ユニクロのヒートテックがすごく売れているらしい。高い機能性もさることながら、今年の秋頃からテレビで放映されているCMが話題を呼んでいるようだ。
CMに出演しているのは、高橋智隆、Harley Viela-Newton、Stephan Gan、知花くららの4人。いずれも世界的に活躍する人物ばかりだが、何でこの4人が選ばれたのだろうか? ユニクロ広報部の山本慶子さんに聞いてみた。

「ヒートテックは去年から人気で、2000万枚の売り上げがあったんです」と山本さん。2000万枚というと、単純計算で日本人の6人に1人が買った計算になる。すごいな。「それで、今年はその勢いを世界に展開すべく、ニューヨーク、ロンドン、北京、パリ、ソウルの5都市で、大規模なプロモーションを行っています。このCMは、ユニクロの世界進出の一環で作られたものなんですよ」とのこと。なるほど、それで世界的に有名な人物を起用しているわけだ。
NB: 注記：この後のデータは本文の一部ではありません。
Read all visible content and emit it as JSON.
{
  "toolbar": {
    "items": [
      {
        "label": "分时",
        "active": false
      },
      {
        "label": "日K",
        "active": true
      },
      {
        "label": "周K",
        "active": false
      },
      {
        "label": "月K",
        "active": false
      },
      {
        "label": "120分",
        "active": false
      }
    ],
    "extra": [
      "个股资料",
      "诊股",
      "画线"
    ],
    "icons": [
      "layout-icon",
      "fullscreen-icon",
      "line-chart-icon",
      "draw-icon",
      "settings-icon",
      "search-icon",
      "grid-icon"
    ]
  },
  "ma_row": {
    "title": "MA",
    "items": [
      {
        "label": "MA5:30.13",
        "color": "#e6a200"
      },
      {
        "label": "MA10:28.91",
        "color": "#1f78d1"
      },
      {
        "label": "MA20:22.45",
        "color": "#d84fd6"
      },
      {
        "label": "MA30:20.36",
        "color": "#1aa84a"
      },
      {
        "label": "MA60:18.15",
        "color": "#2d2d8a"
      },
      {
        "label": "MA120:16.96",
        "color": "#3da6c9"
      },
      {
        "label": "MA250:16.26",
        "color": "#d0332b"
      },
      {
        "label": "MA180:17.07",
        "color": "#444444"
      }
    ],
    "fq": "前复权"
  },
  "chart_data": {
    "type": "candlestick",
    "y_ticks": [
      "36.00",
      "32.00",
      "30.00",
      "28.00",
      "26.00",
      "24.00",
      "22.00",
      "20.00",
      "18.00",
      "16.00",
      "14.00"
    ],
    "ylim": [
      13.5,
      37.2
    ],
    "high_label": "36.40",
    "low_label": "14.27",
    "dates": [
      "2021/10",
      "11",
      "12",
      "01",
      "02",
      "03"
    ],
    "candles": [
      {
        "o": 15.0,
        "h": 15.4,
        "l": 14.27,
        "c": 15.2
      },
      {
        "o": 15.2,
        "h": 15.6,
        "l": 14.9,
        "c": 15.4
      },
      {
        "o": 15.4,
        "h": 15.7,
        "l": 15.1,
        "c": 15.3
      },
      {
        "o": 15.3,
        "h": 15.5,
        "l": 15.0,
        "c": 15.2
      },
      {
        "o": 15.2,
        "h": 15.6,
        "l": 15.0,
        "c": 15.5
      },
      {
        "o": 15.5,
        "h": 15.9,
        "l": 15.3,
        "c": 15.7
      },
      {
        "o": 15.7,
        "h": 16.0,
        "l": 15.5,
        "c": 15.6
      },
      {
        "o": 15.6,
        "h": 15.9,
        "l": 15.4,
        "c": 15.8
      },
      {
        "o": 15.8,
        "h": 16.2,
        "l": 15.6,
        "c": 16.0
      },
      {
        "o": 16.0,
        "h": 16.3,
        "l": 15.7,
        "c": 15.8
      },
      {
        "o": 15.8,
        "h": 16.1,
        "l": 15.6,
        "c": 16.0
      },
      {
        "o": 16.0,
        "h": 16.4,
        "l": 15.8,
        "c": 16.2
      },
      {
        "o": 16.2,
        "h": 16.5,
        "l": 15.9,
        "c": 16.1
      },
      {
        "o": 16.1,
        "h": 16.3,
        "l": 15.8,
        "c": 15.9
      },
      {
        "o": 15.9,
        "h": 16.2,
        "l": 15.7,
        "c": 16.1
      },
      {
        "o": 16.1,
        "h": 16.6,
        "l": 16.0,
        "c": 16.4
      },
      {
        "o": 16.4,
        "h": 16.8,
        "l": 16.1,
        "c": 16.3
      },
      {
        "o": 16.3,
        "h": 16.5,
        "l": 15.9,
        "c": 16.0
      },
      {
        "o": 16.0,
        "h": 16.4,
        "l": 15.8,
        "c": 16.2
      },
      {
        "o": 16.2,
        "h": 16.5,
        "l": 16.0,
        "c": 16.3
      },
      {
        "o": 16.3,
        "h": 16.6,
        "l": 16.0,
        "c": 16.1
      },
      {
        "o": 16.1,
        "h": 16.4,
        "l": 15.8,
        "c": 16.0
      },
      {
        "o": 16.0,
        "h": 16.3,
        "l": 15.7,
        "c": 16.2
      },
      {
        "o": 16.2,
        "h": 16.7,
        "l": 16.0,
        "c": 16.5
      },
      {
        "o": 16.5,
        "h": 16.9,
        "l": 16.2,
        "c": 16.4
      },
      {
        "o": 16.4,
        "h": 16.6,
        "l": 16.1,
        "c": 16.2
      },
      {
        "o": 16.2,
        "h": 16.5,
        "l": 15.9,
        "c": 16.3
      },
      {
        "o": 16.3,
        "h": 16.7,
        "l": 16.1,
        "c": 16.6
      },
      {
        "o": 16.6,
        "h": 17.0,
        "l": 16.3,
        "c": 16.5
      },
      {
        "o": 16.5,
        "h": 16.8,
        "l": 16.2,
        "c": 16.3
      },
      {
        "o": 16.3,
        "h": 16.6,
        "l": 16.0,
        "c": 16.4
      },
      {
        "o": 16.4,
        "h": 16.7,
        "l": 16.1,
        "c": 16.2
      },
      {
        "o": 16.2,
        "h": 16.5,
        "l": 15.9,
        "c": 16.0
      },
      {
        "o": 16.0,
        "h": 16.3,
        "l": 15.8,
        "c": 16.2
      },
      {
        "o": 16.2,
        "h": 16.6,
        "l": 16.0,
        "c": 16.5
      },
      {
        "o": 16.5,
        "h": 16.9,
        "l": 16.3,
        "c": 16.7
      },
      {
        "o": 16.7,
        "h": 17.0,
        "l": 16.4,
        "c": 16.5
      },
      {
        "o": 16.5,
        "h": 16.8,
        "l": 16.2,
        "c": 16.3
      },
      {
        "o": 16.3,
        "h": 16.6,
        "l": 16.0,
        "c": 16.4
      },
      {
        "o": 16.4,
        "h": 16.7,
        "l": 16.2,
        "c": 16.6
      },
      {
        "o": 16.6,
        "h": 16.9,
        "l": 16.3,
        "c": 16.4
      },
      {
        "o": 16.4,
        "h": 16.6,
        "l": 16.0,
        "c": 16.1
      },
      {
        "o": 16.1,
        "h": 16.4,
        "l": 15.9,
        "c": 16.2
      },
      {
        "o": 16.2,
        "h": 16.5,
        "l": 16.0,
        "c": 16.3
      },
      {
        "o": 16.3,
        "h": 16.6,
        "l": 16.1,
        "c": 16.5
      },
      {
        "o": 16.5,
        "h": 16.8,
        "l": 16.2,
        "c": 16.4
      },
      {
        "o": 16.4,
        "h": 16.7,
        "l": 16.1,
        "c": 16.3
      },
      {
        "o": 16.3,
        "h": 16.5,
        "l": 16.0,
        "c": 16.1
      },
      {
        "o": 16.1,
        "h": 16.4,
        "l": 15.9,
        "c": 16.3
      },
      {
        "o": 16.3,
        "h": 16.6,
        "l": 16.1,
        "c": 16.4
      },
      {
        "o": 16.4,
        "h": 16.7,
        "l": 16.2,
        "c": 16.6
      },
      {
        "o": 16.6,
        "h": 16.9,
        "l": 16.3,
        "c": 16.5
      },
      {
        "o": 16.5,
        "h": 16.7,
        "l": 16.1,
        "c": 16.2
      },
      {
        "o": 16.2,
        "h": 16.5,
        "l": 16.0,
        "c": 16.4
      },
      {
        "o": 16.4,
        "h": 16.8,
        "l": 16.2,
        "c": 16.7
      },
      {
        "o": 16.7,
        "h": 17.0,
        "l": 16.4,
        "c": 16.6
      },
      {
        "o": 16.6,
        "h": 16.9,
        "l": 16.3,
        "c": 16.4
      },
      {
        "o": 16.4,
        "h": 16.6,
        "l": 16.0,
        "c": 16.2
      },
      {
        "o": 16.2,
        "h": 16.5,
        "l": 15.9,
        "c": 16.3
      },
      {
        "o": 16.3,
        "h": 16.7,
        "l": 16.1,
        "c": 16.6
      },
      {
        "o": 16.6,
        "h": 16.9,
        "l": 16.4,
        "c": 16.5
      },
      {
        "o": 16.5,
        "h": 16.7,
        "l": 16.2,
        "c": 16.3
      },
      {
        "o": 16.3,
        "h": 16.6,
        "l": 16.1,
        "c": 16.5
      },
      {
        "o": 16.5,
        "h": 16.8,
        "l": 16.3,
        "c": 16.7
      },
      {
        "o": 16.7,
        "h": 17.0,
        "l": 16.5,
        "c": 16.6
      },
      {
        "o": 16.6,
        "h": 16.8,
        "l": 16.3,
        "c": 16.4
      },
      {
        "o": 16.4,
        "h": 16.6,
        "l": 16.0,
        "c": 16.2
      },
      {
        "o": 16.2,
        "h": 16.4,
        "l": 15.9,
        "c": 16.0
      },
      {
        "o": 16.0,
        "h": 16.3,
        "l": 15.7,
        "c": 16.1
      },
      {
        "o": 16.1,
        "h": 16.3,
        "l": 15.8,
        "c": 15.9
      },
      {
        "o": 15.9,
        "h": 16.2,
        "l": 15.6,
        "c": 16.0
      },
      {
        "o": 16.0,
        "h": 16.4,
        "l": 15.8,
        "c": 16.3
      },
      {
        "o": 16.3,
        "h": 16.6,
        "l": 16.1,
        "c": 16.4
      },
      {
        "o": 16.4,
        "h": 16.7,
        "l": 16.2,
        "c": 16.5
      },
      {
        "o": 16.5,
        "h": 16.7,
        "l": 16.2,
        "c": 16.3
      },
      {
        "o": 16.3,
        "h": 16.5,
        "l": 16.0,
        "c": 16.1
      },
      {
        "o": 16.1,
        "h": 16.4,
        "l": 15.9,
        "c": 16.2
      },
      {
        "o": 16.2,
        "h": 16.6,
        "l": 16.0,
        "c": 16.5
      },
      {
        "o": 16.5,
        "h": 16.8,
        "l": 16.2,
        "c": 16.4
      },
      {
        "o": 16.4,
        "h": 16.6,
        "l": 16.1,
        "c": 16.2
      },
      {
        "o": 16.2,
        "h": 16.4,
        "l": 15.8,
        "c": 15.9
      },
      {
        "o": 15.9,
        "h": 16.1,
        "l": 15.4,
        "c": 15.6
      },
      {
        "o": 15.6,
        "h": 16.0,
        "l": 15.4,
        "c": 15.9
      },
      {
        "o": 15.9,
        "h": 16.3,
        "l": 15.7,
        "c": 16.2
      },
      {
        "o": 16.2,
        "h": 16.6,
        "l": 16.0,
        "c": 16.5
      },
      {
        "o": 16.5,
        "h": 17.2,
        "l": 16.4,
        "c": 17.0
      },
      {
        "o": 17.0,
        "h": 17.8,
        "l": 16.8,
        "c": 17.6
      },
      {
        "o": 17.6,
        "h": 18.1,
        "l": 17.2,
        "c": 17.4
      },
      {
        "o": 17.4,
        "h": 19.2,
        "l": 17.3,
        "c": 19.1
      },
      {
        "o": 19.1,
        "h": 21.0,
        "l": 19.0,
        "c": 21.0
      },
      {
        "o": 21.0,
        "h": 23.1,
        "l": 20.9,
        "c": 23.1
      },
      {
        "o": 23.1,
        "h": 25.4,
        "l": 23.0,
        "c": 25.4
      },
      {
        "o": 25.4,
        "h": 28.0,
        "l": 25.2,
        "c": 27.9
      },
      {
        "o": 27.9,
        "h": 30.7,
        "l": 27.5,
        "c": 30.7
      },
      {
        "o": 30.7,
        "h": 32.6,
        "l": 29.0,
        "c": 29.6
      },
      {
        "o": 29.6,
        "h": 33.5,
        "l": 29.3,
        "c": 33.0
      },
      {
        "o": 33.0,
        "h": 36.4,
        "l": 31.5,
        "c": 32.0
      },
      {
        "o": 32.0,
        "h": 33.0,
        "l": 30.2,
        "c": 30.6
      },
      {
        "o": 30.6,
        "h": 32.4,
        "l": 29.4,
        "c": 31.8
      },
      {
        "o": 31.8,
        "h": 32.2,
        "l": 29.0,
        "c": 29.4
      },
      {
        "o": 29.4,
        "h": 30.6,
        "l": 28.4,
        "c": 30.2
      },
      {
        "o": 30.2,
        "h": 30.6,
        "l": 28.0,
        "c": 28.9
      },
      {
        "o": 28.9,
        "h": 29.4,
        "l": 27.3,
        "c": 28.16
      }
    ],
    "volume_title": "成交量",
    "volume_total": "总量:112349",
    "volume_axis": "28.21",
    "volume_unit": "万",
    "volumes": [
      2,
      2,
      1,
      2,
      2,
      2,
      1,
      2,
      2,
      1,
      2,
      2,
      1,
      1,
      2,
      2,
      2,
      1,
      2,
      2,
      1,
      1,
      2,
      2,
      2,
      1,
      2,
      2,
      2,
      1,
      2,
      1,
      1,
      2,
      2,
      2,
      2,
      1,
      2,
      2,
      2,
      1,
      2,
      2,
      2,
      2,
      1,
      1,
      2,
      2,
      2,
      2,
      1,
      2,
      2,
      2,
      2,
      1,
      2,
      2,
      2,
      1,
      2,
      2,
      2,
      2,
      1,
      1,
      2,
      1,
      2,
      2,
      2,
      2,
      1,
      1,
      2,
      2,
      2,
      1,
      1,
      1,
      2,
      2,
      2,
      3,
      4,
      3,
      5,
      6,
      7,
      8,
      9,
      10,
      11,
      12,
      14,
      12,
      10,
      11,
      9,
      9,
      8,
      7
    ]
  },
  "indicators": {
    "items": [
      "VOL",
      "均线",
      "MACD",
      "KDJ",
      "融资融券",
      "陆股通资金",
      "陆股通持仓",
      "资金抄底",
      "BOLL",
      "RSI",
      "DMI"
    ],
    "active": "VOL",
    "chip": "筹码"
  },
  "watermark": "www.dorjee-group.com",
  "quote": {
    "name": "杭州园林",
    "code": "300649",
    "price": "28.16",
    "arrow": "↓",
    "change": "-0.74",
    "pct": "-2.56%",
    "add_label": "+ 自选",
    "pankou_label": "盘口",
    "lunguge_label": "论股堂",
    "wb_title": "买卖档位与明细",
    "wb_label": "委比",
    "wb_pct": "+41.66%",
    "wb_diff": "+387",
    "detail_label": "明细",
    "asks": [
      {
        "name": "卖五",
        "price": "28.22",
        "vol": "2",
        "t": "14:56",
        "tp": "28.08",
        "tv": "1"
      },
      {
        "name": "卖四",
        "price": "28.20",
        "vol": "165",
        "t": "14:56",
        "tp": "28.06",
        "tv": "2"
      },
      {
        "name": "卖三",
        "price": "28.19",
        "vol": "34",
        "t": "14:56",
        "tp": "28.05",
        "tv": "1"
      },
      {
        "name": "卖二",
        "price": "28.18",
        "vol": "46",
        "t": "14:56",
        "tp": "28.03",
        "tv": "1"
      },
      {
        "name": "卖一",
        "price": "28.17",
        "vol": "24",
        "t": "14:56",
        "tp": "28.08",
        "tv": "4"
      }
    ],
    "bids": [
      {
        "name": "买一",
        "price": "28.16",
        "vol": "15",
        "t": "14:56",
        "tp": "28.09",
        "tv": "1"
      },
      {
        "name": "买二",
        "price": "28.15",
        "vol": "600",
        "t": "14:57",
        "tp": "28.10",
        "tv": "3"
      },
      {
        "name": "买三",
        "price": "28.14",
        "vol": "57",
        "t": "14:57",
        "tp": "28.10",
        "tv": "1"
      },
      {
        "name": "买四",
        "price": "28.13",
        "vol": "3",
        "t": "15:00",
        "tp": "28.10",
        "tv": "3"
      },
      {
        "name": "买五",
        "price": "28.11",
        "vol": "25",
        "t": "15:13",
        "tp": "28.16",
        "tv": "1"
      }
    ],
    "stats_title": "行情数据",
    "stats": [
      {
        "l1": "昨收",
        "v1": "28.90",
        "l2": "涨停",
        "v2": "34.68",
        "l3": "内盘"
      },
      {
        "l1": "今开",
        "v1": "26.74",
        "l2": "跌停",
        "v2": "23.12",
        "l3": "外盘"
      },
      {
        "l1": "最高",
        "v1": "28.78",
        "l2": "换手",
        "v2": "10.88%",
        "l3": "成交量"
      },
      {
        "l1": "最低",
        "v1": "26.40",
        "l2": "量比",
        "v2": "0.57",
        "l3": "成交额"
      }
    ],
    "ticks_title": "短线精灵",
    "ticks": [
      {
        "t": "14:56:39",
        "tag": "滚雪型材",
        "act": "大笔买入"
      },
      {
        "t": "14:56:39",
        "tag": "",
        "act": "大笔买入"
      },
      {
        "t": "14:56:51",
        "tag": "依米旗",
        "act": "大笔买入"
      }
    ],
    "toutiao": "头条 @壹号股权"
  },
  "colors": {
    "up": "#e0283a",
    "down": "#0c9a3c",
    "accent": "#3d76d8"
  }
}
CMに登場する4人のうち2人は日本人で、知っている人も多いだろう。ロボットクリエイターの高橋さんは、パナソニックの乾電池2本でグランドキャニオンを登った「エボルタくん」が話題を呼んだ。知花さんは元ミスユニバース2位として、世界的に活躍するモデルである。「お二人とも、世界で活躍する日本人として、日本発のヒートテックを象徴する人としてぴったりだと思い、出演いただいています」と山本さん。
それでは、残りの2人はどうだろう。

CMの2番目に登場する女性、Harley Viela-Newtonなる人物をあなたは知っているだろうか。山本さんによると、「DJ/ミュージシャンとして活躍をしている方ですが、もともとは、Myspace(マイスペース)に公開していた写真が、『誰だこのオシャレな女性は!』と注目を集めて有名になった、通称『Internet IT Girl』です」とのこと。グローバル版リアディゾンといったところか。

そして3番目に登場する、Stephan Ganという人物。他の3人に比べるとちょっとパッとしない感じの人物だが……。「この方は、カルバン・クライン、トミー・ヒルフィガー、資生堂などの広告を手がける、世界的に有名なクリエイティブディレクターなんですよ」と山本さん。確かに言われてみれば、節々にクリエイティブな雰囲気が……見た目であなどってはいけない。

山本さんにこの2人を起用した理由を聞いてみると、「Harley氏もStephan氏も、特に欧米で知名度が高いので、欧米向けのPRを意識して出演いただいています」と回答いただいた。GAPやZARAなど、日本にも進出する各社との競合が激しい欧米で、独自の地位を築いていきたいという意図が現れているようだ。

日本発の技術を世界に普及させ、知名度の低い欧米でのプレゼンスを高める。4人の出演者起用の裏には、そんなユニクロの野心が見え隠れしているのである。